When coping with the panic I think there are two types of Phd Student. The shirker and the diver. The diver is the kind of PhD student who storms above the rest. They take the constant state of panic and use it to drive themselves further. They are never happy with their current position and are constantly driving and improving. The diver, so called because they dive head first into all situations giving 110% at all times, is in constant competition with themselves and has published 3 Phd papers quicker than you can say ‘I think I need a supervisors meeting’

Then there is the shirker. Faced with the feeling of doom the shirker would rather just find a quiet corner, curl up and will it all too just go away. Rather than facing the panic head on, the shirker waits until the last minute, dithers on decision making and constantly finds distractions rather than just pulling their thumb out and getting on with it.

I myself, I tend to fall into this latter category. I am constantly making excuses as to why I havn’t done certain things and will spend hours on the things I am good at, rather than dedicating extra time to the things I know I need to improve.

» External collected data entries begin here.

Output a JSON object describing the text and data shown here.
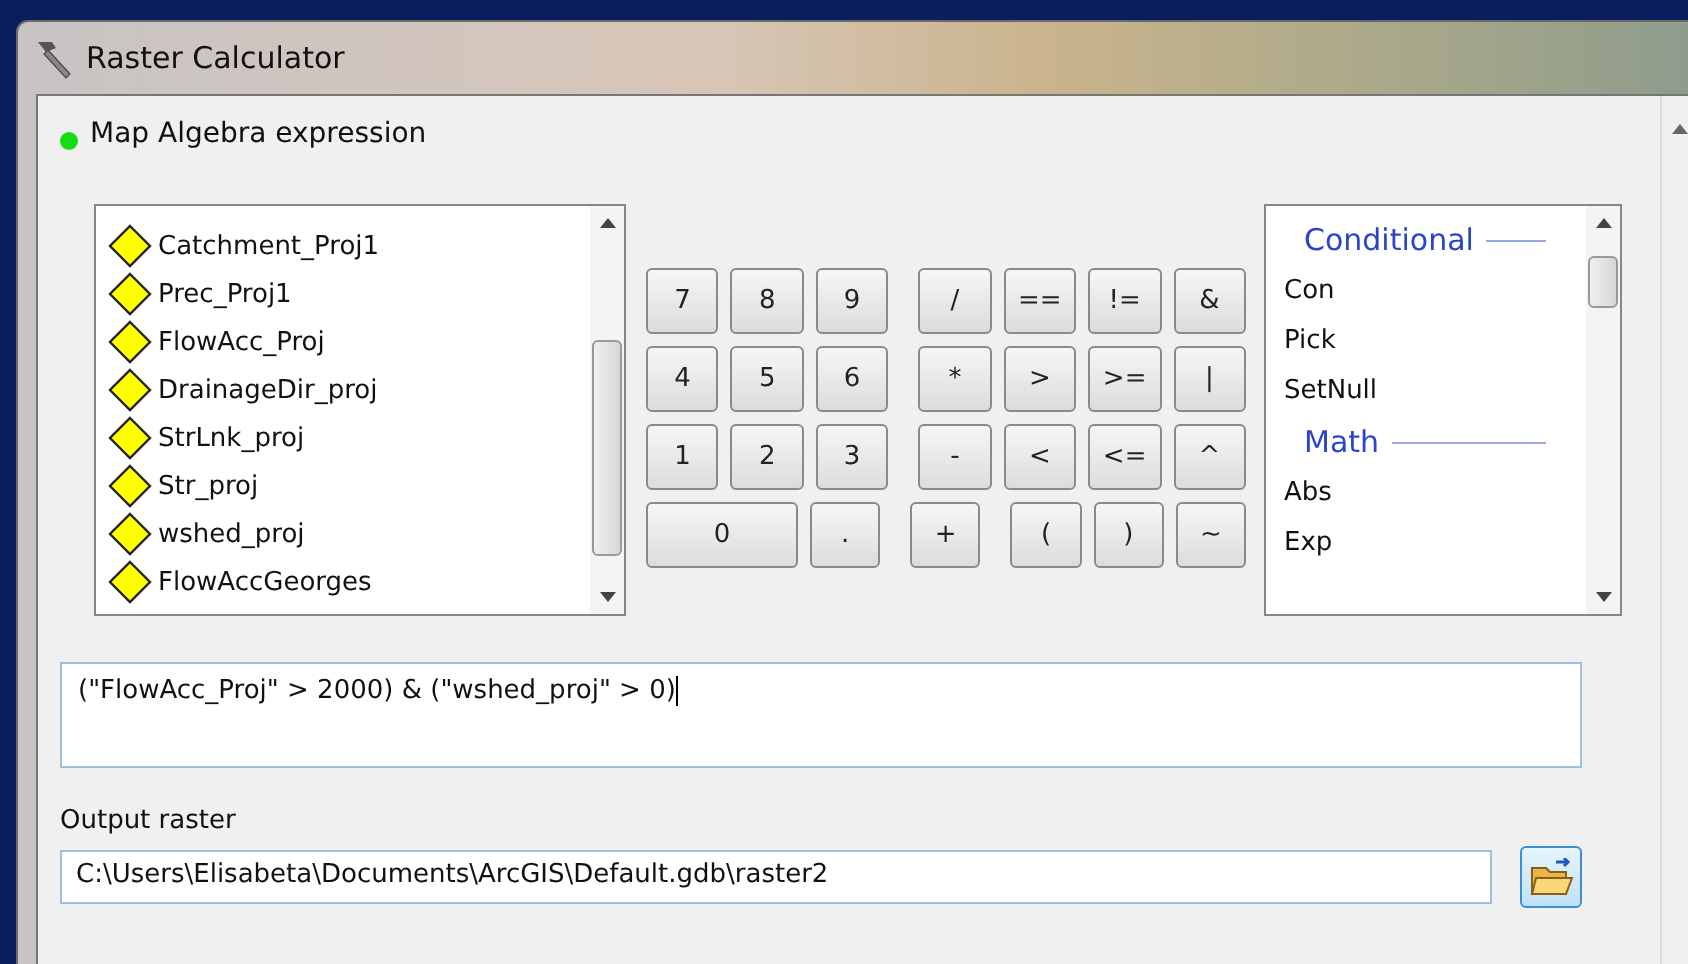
{
  "window": {
    "title": "Raster Calculator"
  },
  "section": {
    "label": "Map Algebra expression"
  },
  "layers": [
    {
      "name": "Catchment_Proj1"
    },
    {
      "name": "Prec_Proj1"
    },
    {
      "name": "FlowAcc_Proj"
    },
    {
      "name": "DrainageDir_proj"
    },
    {
      "name": "StrLnk_proj"
    },
    {
      "name": "Str_proj"
    },
    {
      "name": "wshed_proj"
    },
    {
      "name": "FlowAccGeorges"
    }
  ],
  "keypad": [
    [
      {
        "label": "7",
        "kind": "digit"
      },
      {
        "label": "8",
        "kind": "digit"
      },
      {
        "label": "9",
        "kind": "digit"
      },
      {
        "label": "/",
        "kind": "op"
      },
      {
        "label": "==",
        "kind": "op"
      },
      {
        "label": "!=",
        "kind": "op"
      },
      {
        "label": "&",
        "kind": "op"
      }
    ],
    [
      {
        "label": "4",
        "kind": "digit"
      },
      {
        "label": "5",
        "kind": "digit"
      },
      {
        "label": "6",
        "kind": "digit"
      },
      {
        "label": "*",
        "kind": "op"
      },
      {
        "label": ">",
        "kind": "op"
      },
      {
        "label": ">=",
        "kind": "op"
      },
      {
        "label": "|",
        "kind": "op"
      }
    ],
    [
      {
        "label": "1",
        "kind": "digit"
      },
      {
        "label": "2",
        "kind": "digit"
      },
      {
        "label": "3",
        "kind": "digit"
      },
      {
        "label": "-",
        "kind": "op"
      },
      {
        "label": "<",
        "kind": "op"
      },
      {
        "label": "<=",
        "kind": "op"
      },
      {
        "label": "^",
        "kind": "op"
      }
    ],
    [
      {
        "label": "0",
        "kind": "wide"
      },
      {
        "label": ".",
        "kind": "digit"
      },
      {
        "label": "+",
        "kind": "op"
      },
      {
        "label": "(",
        "kind": "op"
      },
      {
        "label": ")",
        "kind": "op"
      },
      {
        "label": "~",
        "kind": "op"
      }
    ]
  ],
  "functions": [
    {
      "kind": "header",
      "label": "Conditional"
    },
    {
      "kind": "item",
      "label": "Con"
    },
    {
      "kind": "item",
      "label": "Pick"
    },
    {
      "kind": "item",
      "label": "SetNull"
    },
    {
      "kind": "header",
      "label": "Math"
    },
    {
      "kind": "item",
      "label": "Abs"
    },
    {
      "kind": "item",
      "label": "Exp"
    }
  ],
  "expression": {
    "value": "(\"FlowAcc_Proj\" > 2000) & (\"wshed_proj\" > 0)"
  },
  "output": {
    "label": "Output raster",
    "value": "C:\\Users\\Elisabeta\\Documents\\ArcGIS\\Default.gdb\\raster2"
  }
}
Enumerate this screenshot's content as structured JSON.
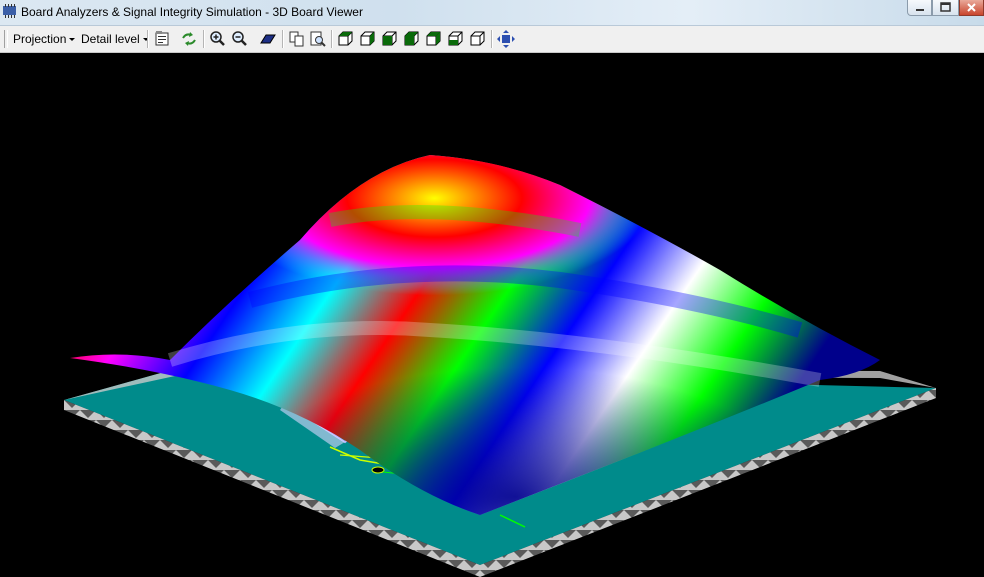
{
  "window": {
    "title": "Board Analyzers & Signal Integrity Simulation  - 3D Board Viewer",
    "controls": [
      "minimize",
      "maximize",
      "close"
    ]
  },
  "toolbar": {
    "projection_label": "Projection",
    "detail_label": "Detail level",
    "icons": [
      "properties-icon",
      "refresh-icon",
      "zoom-in-icon",
      "zoom-out-icon",
      "board-icon",
      "copy-icon",
      "print-preview-icon",
      "view-iso-1-icon",
      "view-iso-2-icon",
      "view-iso-3-icon",
      "view-iso-4-icon",
      "view-iso-5-icon",
      "view-iso-6-icon",
      "view-iso-7-icon",
      "fit-view-icon"
    ]
  },
  "viewer": {
    "background": "#000000",
    "board_color": "#008b8b",
    "board_edge_color": "#c8c8c8",
    "surface_palette": [
      "#ffff00",
      "#ff0000",
      "#ff00ff",
      "#0000ff",
      "#00ffff",
      "#00ff00",
      "#ffffff",
      "#8b8b00",
      "#00008b"
    ]
  }
}
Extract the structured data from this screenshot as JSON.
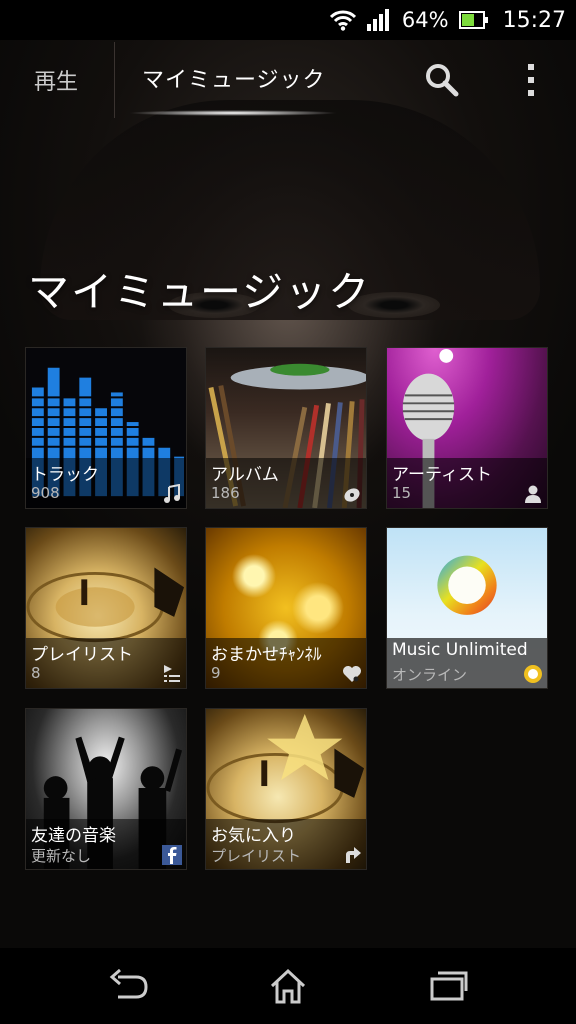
{
  "status_bar": {
    "battery_percent": "64%",
    "time": "15:27",
    "battery_level": 0.64,
    "icons": [
      "wifi-icon",
      "signal-icon",
      "battery-icon"
    ]
  },
  "tabs": {
    "play": "再生",
    "my_music": "マイミュージック"
  },
  "header": {
    "title": "マイミュージック",
    "actions": [
      "search-icon",
      "overflow-menu-icon"
    ]
  },
  "tiles": [
    {
      "label": "トラック",
      "sub": "908",
      "icon": "music-note-icon"
    },
    {
      "label": "アルバム",
      "sub": "186",
      "icon": "disc-icon"
    },
    {
      "label": "アーティスト",
      "sub": "15",
      "icon": "person-icon"
    },
    {
      "label": "プレイリスト",
      "sub": "8",
      "icon": "playlist-icon"
    },
    {
      "label": "おまかせﾁｬﾝﾈﾙ",
      "sub": "9",
      "icon": "heart-music-icon"
    },
    {
      "label": "Music Unlimited",
      "sub": "オンライン",
      "icon": "music-unlimited-icon"
    },
    {
      "label": "友達の音楽",
      "sub": "更新なし",
      "icon": "facebook-icon"
    },
    {
      "label": "お気に入り",
      "sub": "プレイリスト",
      "icon": "shortcut-arrow-icon"
    }
  ],
  "nav": [
    "back-icon",
    "home-icon",
    "recent-apps-icon"
  ],
  "colors": {
    "battery": "#7ddc3c",
    "facebook": "#3b5998"
  }
}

But half way along this learning curve we like to call a PhD course here are some things I have learnt and would like to share.

(1)    Surround yourself with other divers. While their confidence will probably make you feel inadequate, this inadequacy allows the panic to reach the critical point. Like dynamite, the panic will force you out of your little corner, making you do all the things you so far have put off.

(2)    Prevention is better than a cure. When you’re thinking of research questions, start by thinking about the answers and what you already know and think about the issues. Then read up and write simultaneously. What I often do is get so bogged down in one, tiny little topic that I fail to see the bigger picture, so constantly writing helps keep things in perspective, so too does the next point:

(3)    Exercise and Time Out. Yoga, Swimming, Running – any activity which lets your mind wander. It’s in these moments when you’re just by yourself doing a repetitive task that the light bulb moments come and you start to feel better about everything again. So too does time completely away from your Phd. When you’re ferreting away on little things they can seem so significant, then when you come away from them you realise you have largely been wasting your time.

(4)    When the going is good, don’t rest on your laurels too much. When the light bulb moment comes and you start to feel good about your research again it can be an easy excuse to take a little extended rest. While this is important, be careful, before you know it a month has past, you have lost touch with what you are doing and the panic is starting to set in again. Try to keep up a consistent effort and if you are feeling too good – go back to stage one.

    Anyone else have any strategies they would like to share?